Alors que plusieurs clins d’oeils m’ont fait bien rire : entre autres le moment où un iPod (nommé TriPod) apparaît de sous l’asphalte d’une rue pour rappeller au film « La guerre des mondes » de Spielberg, ou même une scène de boxe imitant une fameuse scène de « Million Dollar Baby » de Clint Eastwood, une scène montrant le Président des États-Unis complètement sénile qui désire savoir la fin d’une histoire pour enfants au lieu de planifier la défense de son pays contre la guerre menée par les extra-terrestres (qui sous-entend un petit clin d’oeil au documentaire de Michael Moore « Farenheit 9-11 »), ainsi que la reprise exagérée mais désopilante de l’entrevue entre Oprah Winfrey et Tom Cruise, l’histoire manque en général de rythme et plusieurs séquences sont, à mon avis inutiles. Toutefois, il est vrai que j’ai bien rit lorsque j’ai apperçu Leslie Nielsen lancer des blagues racistes alors qu’il ne se rappellait même pas être aux Nations-Unies. Une belle connerie dont j’avais l’impression que Bush serait assez cave pour commettre. Malgré ces petites blagues politiques bien placées, la plupart des autres ne lèvent tout simplement pas et une des scènes charnières, se voulant un clin d’oeil au film « Le village » de M. Night Shyamalan, n’est tout simplement pas intéressante longue et carrément inutile.
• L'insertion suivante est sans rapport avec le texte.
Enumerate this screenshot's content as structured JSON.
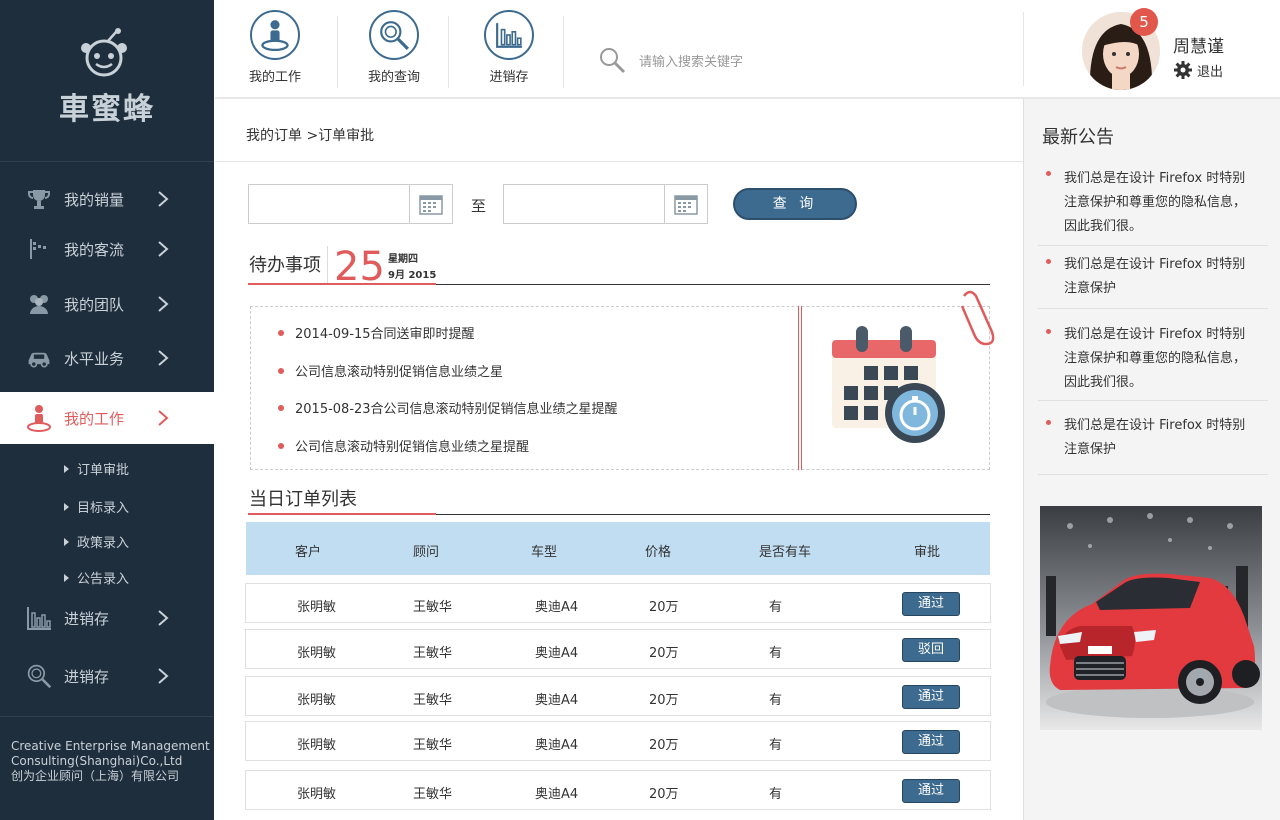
{
  "brand": {
    "name": "車蜜蜂"
  },
  "sidebar": {
    "items": [
      {
        "label": "我的销量",
        "icon": "trophy-icon"
      },
      {
        "label": "我的客流",
        "icon": "flag-icon"
      },
      {
        "label": "我的团队",
        "icon": "team-icon"
      },
      {
        "label": "水平业务",
        "icon": "car-icon"
      },
      {
        "label": "我的工作",
        "icon": "worker-icon",
        "active": true
      },
      {
        "label": "进销存",
        "icon": "bar-chart-icon"
      },
      {
        "label": "进销存",
        "icon": "magnify-icon"
      }
    ],
    "subitems": [
      "订单审批",
      "目标录入",
      "政策录入",
      "公告录入"
    ],
    "footer": {
      "line1": "Creative Enterprise Management",
      "line2": "Consulting(Shanghai)Co.,Ltd",
      "line3": "创为企业顾问（上海）有限公司"
    }
  },
  "topbar": {
    "buttons": [
      "我的工作",
      "我的查询",
      "进销存"
    ],
    "search_placeholder": "请输入搜索关键字",
    "user": {
      "name": "周慧谨",
      "badge": "5",
      "logout": "退出"
    }
  },
  "breadcrumb": "我的订单 >订单审批",
  "filter": {
    "to_label": "至",
    "query_label": "查 询"
  },
  "todo": {
    "title": "待办事项",
    "day": "25",
    "weekday": "星期四",
    "month": "9月 2015",
    "items": [
      "2014-09-15合同送审即时提醒",
      "公司信息滚动特别促销信息业绩之星",
      "2015-08-23合公司信息滚动特别促销信息业绩之星提醒",
      "公司信息滚动特别促销信息业绩之星提醒"
    ]
  },
  "orders": {
    "title": "当日订单列表",
    "columns": [
      "客户",
      "顾问",
      "车型",
      "价格",
      "是否有车",
      "审批"
    ],
    "rows": [
      {
        "customer": "张明敏",
        "advisor": "王敏华",
        "model": "奥迪A4",
        "price": "20万",
        "has_car": "有",
        "action": "通过"
      },
      {
        "customer": "张明敏",
        "advisor": "王敏华",
        "model": "奥迪A4",
        "price": "20万",
        "has_car": "有",
        "action": "驳回"
      },
      {
        "customer": "张明敏",
        "advisor": "王敏华",
        "model": "奥迪A4",
        "price": "20万",
        "has_car": "有",
        "action": "通过"
      },
      {
        "customer": "张明敏",
        "advisor": "王敏华",
        "model": "奥迪A4",
        "price": "20万",
        "has_car": "有",
        "action": "通过"
      },
      {
        "customer": "张明敏",
        "advisor": "王敏华",
        "model": "奥迪A4",
        "price": "20万",
        "has_car": "有",
        "action": "通过"
      }
    ]
  },
  "notices": {
    "title": "最新公告",
    "items": [
      "我们总是在设计 Firefox 时特别注意保护和尊重您的隐私信息，因此我们很。",
      "我们总是在设计 Firefox 时特别注意保护",
      "我们总是在设计 Firefox 时特别注意保护和尊重您的隐私信息，因此我们很。",
      "我们总是在设计 Firefox 时特别注意保护"
    ]
  },
  "colors": {
    "sidebar_bg": "#1f2e3c",
    "accent_red": "#e05b5b",
    "primary_blue": "#3d6a8f",
    "table_head": "#c1ddf2"
  }
}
Rappelons l’utilisation de scènes rapportant au film « Rage meurtrière » qui se veut lui-même un navet (pale copie de « Ringu ») n’est pas très intéressante non plus. De plus, le film se termine sur une finale insipide qui laisse à certains abords présager une suite à cette série déjà aliénante de stupidités.

Et, que dire des acteurs? Pas grand chose en fait. L’interprétation, pour la plupart du temps exagérée et fausse, supposément un concept gagnat pour toute bonne comédie, est plus fatiguante à mes sens que d’autres choses. Anna Faris reprend un rôle si usé qu’il est devenu aussi mince qu’une feuille de papier de toilettes (et ce n’est certainement pas du trois épaisseurs de chez Charmin je peux vous le garantir!). Les seuls acteurs dignes d’être mentionnés sont Bill Pullman et Charlie Sheen qui ont la décence de mourir au cours du récit, eux! Reste à savoir si Hollywood pourra enfin mettre ses culottes et tuer cette saga remplie de conneries en boîtes mais oh combien lucrative!

S’il-vous-plaît, mesdames et messieurs, puisque ce sont vos enfants qui ont tendance à gaspiller leur argent de poche par les fenêtres pour voir de type de comédies, éduquez-les et empêchez-les de se brûler le cerveau devant un si grand immondice de stupidités scatologiques. Le cinéma est un art et l’art se doit de poser un regard critique sur de vrais problèmes et de faire avancer les choses, malheureusement, les Majors américains ont aussi compris qu’il était fort facile de faire de l’argent sur le dos de nos jeunes et on rélégué l’éducation à la corbeille numéro 13. « Film de peur 4 » tout comme ses autres prédécesseurs ne sait que montrer comment se gratter le fond de culottes et rire d’un pet. N’importe quel enfant de cinq ans sait faire cela sans avoir besoin d’un film pour le lui enseigner! De toute façon, les râres et bons moments du films se retrouvent presque tous dans la bande annonce qui ne dure qu’environs 1 minute… Ça n’en vaut pas la peine!